Durante i suoi 130 giorni alla guida del DOGE, Musk aveva promesso di tagliare 2.000 miliardi di dollari dalla spesa federale, un terzo dell’intero bilancio nazionale, per poi ridimensionare drasticamente i suoi obiettivi. I vantati risparmi si sono infatti ridotti a una frazione di quelli promessi: non trilioni ma miliardi, con stime che oscillano tra i 160 miliardi inizialmente dichiarati e i soli 32,5 miliardi effettivamente documentati. Questa discrepanza tra promesse e risultati ha contribuito a deteriorare ulteriormente i rapporti con Trump, che aveva puntato molto sull’efficacia dell’approccio manageriale di Musk per modernizzare l’apparato statale.
Le divergenze tra i due non si limitano tuttavia alla sola questione della spesa pubblica.
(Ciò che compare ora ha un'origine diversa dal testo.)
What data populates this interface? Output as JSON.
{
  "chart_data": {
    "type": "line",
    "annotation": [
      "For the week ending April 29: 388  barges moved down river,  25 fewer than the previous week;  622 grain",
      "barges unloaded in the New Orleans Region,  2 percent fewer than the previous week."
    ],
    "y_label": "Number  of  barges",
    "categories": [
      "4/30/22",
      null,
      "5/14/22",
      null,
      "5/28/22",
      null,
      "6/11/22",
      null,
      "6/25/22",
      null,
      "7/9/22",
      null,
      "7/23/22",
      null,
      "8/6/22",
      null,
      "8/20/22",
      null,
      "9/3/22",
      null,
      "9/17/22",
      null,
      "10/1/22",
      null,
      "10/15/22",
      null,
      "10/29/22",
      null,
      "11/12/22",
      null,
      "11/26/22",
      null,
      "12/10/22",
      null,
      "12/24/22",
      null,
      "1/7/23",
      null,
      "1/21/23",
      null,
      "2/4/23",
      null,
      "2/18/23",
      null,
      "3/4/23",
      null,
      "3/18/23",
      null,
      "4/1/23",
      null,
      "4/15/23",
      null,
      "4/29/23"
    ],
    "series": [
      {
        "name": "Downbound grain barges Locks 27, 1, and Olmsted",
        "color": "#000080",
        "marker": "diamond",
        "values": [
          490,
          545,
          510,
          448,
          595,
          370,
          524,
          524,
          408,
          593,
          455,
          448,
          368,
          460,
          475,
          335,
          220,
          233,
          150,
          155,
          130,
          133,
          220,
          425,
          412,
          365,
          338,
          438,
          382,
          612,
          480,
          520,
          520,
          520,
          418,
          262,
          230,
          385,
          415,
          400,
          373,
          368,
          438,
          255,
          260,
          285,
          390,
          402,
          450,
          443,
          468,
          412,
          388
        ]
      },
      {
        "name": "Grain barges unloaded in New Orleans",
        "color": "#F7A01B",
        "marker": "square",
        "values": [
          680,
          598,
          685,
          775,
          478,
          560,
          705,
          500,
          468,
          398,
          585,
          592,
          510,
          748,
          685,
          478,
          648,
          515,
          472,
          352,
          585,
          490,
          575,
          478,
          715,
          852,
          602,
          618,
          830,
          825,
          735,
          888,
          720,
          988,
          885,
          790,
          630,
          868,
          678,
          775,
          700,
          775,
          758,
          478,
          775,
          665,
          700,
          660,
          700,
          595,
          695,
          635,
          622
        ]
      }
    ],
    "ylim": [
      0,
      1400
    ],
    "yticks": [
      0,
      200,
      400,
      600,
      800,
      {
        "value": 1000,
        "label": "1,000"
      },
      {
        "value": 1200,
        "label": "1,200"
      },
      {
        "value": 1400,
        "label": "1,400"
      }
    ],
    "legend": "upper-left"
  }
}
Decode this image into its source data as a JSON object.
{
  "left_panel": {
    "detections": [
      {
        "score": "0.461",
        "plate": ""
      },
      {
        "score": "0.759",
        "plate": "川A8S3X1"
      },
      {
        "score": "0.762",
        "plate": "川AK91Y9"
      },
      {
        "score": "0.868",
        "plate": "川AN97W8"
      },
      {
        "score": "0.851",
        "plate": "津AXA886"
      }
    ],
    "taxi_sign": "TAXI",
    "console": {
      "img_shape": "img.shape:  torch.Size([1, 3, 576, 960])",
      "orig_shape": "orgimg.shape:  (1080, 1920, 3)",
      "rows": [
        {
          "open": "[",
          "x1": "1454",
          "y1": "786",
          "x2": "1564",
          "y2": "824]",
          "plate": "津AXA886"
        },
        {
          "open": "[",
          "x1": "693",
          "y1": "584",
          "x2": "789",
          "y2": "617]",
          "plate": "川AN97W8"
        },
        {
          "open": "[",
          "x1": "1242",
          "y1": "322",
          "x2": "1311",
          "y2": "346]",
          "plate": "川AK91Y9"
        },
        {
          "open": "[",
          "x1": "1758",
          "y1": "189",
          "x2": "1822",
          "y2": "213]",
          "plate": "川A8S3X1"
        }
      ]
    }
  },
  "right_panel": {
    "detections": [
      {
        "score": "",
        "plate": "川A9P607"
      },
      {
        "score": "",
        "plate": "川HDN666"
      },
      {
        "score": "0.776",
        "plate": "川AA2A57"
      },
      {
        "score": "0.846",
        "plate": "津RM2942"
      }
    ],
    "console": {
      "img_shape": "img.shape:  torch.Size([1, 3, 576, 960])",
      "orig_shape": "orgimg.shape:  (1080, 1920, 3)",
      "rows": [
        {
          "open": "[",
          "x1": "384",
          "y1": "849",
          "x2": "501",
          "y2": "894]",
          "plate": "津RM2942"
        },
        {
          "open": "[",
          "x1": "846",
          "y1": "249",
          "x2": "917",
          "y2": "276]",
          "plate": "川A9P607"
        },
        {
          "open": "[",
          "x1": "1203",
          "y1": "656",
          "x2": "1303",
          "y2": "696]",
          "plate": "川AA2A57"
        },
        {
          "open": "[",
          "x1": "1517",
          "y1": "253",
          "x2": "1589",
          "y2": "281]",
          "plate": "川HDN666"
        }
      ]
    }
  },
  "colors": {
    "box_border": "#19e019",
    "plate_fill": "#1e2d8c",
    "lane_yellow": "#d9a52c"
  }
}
Già nei mesi precedenti si erano registrate tensioni significative sui dazi promossi dalla Casa Bianca contro l’Unione Europea, con Musk che aveva espresso pubblicamente il suo dissenso durante un collegamento con Firenze, auspicando una zona di libero scambio tra Stati Uniti ed Europa. L’imprenditore aveva inoltre attaccato duramente Peter Navarro, consigliere economico di Trump e storico sostenitore di una linea drasticamente protezionista, definendolo un “cretino” e coniando per lui il sarcastico soprannome di “Peter Retardo”.
Secondi i funzionari della Casa Bianca, Trump sta perdendo la pazienza con Musk dopo i duri attacchi alla sua proposta legislativa. Un alto funzionario dell’amministrazione ha descritto al Wall Street Journal un presidente “confuso” dalle aspre critiche del patron di Tesla, che fino a ieri aveva lavorato a stretto contatto con lui e si era sempre mostrato generoso nelle lodi verso il presidente. La rottura appare tanto più significativa se si considera che Musk aveva dichiarato a febbraio: “Più conosco il presidente Trump, più mi piace. Francamente, lo amo”.
Le implicazioni di questa frattura vanno ben oltre la dimensione personale, coinvolgendo questioni strategiche di portata nazionale e internazionale. Le aziende di Musk, Tesla e SpaceX, hanno infatti beneficiato significativamente dei contratti governativi e delle politiche favorevoli dell’amministrazione Trump, mentre la sua influenza politica gli aveva garantito un accesso privilegiato ai centri decisionali di Washington. La fine di questa collaborazione potrebbe quindi avere conseguenze rilevanti tanto per gli interessi imprenditoriali di Musk quanto per le strategie di innovazione tecnologica dell’amministrazione americana.
Nonostante le dichiarazioni pubbliche di Trump, alcuni osservatori ritengono che la rottura possa non essere definitiva, considerando la natura volatile dei rapporti politici a Washington e la necessità reciproca di mantenere canali di comunicazione aperti. Tuttavia, le parole del presidente nello Studio Ovale sembrano segnare un punto di svolta irreversibile in quello che era stato definito uno dei sodalizi più influenti della politica americana contemporanea, aprendo scenari inediti per gli equilibri di potere tra tecnologia e istituzioni negli Stati Uniti.